I quickly outlined what I knew. "Miss Feng thinks the evil vizier is conspiring to build resentment against the oppressive and harsh autocracy of the al-Matsumoto clan, and intends to use it to foment a revolt."

  "But the al-Matsumotos aren't harsh and autocratic!" complained one of the ladies, a cute blonde bimbettebot in filmy harem pants and tank top: "They're cute!" The room descended into giggles, but I frowned, for this was no laughing matter.

  "They'll be harsh and autocratic by the time Ibn Cut-Throat's spinal crab is through with Abdul! Dash it all, do you want to be decapitated? Because that's what's going to happen if the vizier seizes power! He won't have any use for you—he's the chief eunuch! He's an ex-man, and his special power is chopping off heads!
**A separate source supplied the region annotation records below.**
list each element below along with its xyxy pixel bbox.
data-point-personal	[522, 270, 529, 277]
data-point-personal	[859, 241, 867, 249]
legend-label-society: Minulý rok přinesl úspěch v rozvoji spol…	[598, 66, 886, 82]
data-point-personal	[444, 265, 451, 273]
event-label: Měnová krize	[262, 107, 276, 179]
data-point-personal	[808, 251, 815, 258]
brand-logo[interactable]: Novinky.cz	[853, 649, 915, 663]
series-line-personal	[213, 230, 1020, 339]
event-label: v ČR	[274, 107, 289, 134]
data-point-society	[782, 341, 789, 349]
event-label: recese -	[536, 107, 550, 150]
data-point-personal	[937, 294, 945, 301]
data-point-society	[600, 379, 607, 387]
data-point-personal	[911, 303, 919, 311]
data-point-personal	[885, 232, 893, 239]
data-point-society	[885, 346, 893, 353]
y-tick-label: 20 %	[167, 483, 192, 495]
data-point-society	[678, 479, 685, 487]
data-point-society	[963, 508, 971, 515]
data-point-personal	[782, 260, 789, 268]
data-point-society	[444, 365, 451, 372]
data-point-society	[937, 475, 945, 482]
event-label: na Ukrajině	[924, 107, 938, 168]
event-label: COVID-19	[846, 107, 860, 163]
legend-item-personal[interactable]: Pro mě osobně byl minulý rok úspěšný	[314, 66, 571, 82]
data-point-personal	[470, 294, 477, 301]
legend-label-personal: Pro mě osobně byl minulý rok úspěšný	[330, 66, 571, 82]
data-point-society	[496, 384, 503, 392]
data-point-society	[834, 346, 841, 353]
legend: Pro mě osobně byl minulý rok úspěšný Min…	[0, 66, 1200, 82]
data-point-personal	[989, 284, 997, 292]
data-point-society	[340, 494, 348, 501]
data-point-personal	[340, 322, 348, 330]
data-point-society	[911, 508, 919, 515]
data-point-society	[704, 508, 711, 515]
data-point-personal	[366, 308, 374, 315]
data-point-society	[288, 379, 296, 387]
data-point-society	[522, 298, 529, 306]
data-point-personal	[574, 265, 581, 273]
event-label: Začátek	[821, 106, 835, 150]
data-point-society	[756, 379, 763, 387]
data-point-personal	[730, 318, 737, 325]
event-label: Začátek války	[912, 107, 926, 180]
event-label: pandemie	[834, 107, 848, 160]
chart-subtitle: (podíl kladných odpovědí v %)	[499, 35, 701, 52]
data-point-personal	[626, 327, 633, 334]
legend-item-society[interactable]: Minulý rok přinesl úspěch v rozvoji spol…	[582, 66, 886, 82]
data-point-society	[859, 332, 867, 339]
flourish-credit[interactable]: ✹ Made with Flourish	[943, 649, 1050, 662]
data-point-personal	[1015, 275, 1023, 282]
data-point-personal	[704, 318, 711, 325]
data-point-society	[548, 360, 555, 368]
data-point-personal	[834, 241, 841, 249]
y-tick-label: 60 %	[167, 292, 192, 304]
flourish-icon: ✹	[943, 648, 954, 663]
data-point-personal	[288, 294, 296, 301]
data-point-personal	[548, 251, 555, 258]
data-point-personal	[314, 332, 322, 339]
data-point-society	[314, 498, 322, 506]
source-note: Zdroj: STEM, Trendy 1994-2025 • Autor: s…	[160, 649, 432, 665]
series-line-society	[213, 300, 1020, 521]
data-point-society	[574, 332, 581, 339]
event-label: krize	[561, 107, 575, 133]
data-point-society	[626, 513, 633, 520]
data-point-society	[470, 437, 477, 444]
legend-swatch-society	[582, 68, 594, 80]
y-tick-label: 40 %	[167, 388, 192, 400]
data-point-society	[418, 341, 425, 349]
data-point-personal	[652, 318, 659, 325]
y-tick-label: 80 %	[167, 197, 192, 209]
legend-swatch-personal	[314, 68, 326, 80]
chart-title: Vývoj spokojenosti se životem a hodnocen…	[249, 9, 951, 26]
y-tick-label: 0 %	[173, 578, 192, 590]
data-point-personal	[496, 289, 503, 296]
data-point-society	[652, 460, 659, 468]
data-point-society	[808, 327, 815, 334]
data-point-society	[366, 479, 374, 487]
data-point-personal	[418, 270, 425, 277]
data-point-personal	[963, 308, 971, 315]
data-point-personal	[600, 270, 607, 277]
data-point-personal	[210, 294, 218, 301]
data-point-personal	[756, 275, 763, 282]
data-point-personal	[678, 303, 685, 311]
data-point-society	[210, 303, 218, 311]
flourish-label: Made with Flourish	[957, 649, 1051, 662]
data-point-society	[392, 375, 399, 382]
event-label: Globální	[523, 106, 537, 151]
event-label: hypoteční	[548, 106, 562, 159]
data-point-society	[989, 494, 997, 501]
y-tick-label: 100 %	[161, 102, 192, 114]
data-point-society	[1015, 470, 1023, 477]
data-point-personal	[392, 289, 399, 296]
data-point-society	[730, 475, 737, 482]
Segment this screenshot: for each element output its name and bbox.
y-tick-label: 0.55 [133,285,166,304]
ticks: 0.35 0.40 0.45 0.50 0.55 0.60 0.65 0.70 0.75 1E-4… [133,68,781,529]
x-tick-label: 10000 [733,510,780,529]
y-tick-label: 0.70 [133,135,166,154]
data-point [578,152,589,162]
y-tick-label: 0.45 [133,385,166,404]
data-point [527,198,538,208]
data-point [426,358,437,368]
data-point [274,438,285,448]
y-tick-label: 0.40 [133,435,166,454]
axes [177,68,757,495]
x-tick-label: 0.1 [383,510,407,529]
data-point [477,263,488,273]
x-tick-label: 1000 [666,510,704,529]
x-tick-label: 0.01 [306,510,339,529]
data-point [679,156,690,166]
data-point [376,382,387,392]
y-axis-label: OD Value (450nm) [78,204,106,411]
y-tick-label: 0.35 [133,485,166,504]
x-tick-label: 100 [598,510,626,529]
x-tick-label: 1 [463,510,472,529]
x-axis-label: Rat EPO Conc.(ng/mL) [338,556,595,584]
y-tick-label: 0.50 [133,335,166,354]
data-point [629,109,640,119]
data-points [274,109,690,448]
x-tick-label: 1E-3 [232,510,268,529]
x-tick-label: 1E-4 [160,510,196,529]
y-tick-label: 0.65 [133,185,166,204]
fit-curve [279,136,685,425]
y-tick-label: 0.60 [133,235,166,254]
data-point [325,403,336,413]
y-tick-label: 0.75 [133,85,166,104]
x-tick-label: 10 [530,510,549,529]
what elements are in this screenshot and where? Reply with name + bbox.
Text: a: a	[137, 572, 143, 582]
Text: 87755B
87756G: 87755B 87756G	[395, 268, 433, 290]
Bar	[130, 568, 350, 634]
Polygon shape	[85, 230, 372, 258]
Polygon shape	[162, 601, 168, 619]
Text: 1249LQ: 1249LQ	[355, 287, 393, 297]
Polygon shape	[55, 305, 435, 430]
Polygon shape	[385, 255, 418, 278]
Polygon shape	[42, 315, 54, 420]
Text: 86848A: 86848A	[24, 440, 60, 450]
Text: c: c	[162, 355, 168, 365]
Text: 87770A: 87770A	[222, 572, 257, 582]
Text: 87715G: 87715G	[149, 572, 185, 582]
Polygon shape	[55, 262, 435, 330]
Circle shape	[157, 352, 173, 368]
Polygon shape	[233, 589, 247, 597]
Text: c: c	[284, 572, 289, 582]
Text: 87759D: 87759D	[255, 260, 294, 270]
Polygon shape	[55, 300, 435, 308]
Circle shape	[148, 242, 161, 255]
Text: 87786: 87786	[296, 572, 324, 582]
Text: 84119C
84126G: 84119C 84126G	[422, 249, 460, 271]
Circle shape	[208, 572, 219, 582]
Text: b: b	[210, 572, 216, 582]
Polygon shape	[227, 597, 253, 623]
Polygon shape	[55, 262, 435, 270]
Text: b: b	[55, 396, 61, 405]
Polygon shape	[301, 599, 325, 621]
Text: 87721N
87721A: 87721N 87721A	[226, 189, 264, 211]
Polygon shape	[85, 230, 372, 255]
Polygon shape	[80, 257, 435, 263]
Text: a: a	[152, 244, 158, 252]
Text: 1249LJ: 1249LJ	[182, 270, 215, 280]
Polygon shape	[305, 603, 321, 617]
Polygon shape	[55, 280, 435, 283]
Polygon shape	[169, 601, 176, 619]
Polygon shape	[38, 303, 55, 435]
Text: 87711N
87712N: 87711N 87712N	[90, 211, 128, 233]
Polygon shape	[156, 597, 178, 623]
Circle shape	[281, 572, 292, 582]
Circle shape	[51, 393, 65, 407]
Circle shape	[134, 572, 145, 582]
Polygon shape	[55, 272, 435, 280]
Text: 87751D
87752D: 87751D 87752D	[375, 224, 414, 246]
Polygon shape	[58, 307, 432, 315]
He probably thinks testosterone is something you catch from sitting too many exams."

  "Oh, I'm sure I can fix that," a dusky six-armed beauty informed me with a flick of her aristocratic nose: "I didn't study regenerative medicine for nothing." Her arch look took in Laura: "Why don't you take yourself and your tin-plate tart and leave us to sort out the matter of succession? She was only going to go down hard in the talent show round, anyway."

  "Pip-pip!" called Toadsworth, sailing from one vaulted side-chamber to another in pursuit of a giggling conical debutante, a silk favor knotted around his monocular. "Party back at my pad, old chap! Bring a knobbly pal! Inseminate! Inseminate! Bzzt!" I looked away before the sight of his new plug-in could scar my retinas for life. You can't take these clankie stallions anywhere in polite company, they can't so much as wink at a well-lubed socket without wanting to interface with it—

  "She's right, darling, we must be going." Laura laid her elegant head on my shoulder and sighed. "Oh I do declare, my feet are killing me." I scooped her up in my arms, trying to see over a faceful of frills.

  "I've missed you so much," I told her. "But what are you doing here anyway?"